Phoenix Comicon Badge Art Being Ripped Off

Phoenix Comicon 2012 Badge Ruth Carter

Picture from my 2012 Phoenix Comicon Badge

I recently wrote a post about copyright, fair use, and fan fiction and I did an analysis of Marty Freetage’s artwork that was on the badges for Phoenix Comicon this year. It was an awesome parody of Angry Birds and The Avengers. Parodies are generally permissible under the fair use doctrine and I thought Marty’s work was original enough that the copyright holders for Angry Birds and The Avengers probably wouldn’t come after him or Phoenix Comicon for copyright infringement.

Shirt on Gabilife.com

This week I was surprised to see a t-shirt for sale on Gabilife that looks exactly like Marty’s picture. A lot of people on Facebook posted that Gabilife used Marty’s work, changed the background, and stuck it on a shirt. Whoever owns the copyright in the badge art has good reason for believing that their Gabilife is infringing on their work.

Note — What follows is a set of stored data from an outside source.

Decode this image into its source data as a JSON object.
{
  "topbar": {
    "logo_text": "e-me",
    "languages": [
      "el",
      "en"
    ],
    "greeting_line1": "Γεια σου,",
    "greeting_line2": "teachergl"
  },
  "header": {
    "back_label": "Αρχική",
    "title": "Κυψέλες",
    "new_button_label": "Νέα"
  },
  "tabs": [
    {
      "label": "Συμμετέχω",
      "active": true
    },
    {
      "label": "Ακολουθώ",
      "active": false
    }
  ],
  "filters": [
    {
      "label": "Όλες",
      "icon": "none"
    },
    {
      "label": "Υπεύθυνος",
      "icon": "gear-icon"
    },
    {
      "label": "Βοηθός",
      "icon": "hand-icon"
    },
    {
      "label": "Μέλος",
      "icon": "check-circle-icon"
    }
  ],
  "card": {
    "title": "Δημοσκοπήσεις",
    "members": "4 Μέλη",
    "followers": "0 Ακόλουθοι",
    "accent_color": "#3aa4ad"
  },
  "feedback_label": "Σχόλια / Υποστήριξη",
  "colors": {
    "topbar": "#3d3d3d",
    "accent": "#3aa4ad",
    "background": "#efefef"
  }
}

This story gets more complicated by Gabilife claims to be a company in India. It raises the question of what are the possible recourse options to make them stop selling the shirt. If they have a presence in the United States, whoever owns the copyright could go after Gabilife for infringement as if they were a US-based company.

Gabilife’s terms state “Pursuant to Title 17, United States Code, Section 512(c)(2), notifications of claimed copyright infringement under United States copyright law should be sent to Service Provider’s Designated Agent.” I searched the agent list on the US Copyright website and I didn’t see a listing for Gabilife or Gabi. That makes me wonder if they just copied someone else’s terms and conditions without registering an agent.

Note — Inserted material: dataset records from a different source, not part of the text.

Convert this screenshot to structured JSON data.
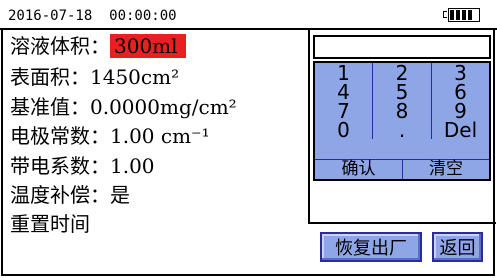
{
  "status": {
    "datetime": "2016-07-18  00:00:00",
    "battery_level": 1.0
  },
  "params": [
    {
      "label": "溶液体积：",
      "value": "300ml",
      "selected": true
    },
    {
      "label": "表面积：",
      "value": "1450cm²"
    },
    {
      "label": "基准值：",
      "value": "0.0000mg/cm²"
    },
    {
      "label": "电极常数：",
      "value": "1.00 cm⁻¹"
    },
    {
      "label": "带电系数：",
      "value": "1.00"
    },
    {
      "label": "温度补偿：",
      "value": "是"
    },
    {
      "label": "重置时间",
      "value": ""
    }
  ],
  "keypad": {
    "display_value": "",
    "keys": [
      "1",
      "2",
      "3",
      "4",
      "5",
      "6",
      "7",
      "8",
      "9",
      "0",
      ".",
      "Del"
    ],
    "confirm_label": "确认",
    "clear_label": "清空"
  },
  "buttons": {
    "factory_reset_label": "恢复出厂",
    "back_label": "返回"
  },
  "colors": {
    "selected_highlight": "#e82020",
    "keypad_fill": "#8fa6e6",
    "keypad_lines": "#2b2b9a"
  }
}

If owned the copyright for the original badge art, I’d register the copyright in the artwork immediately. A copyright holder maximizes their options for recourse if they register their copyright within 3 months of publication or 1 month of learning of the infringement, whichever happens first. If this art hasn’t been registered, that window could still be open.

If the work was registered in time, I’d sue them for copyright infringement if it was a US company. If the company doesn’t do business in the US, there’s probably no point to suing them. If suing them would be pointless, I’d either send a DMCA takedown notice to the email address listed on their site and to their snail mail address. If I wanted to be really bold, I would send them a licensing agreement and a bill that states that they agreed to the licensing agreement by using the artwork without permission.

I wouldn’t expect them to pay me, but it would be validating.

So what is the take away message?

  1. Register your copyrights shortly after creating an original work, especially when you’re as awesome as Marty.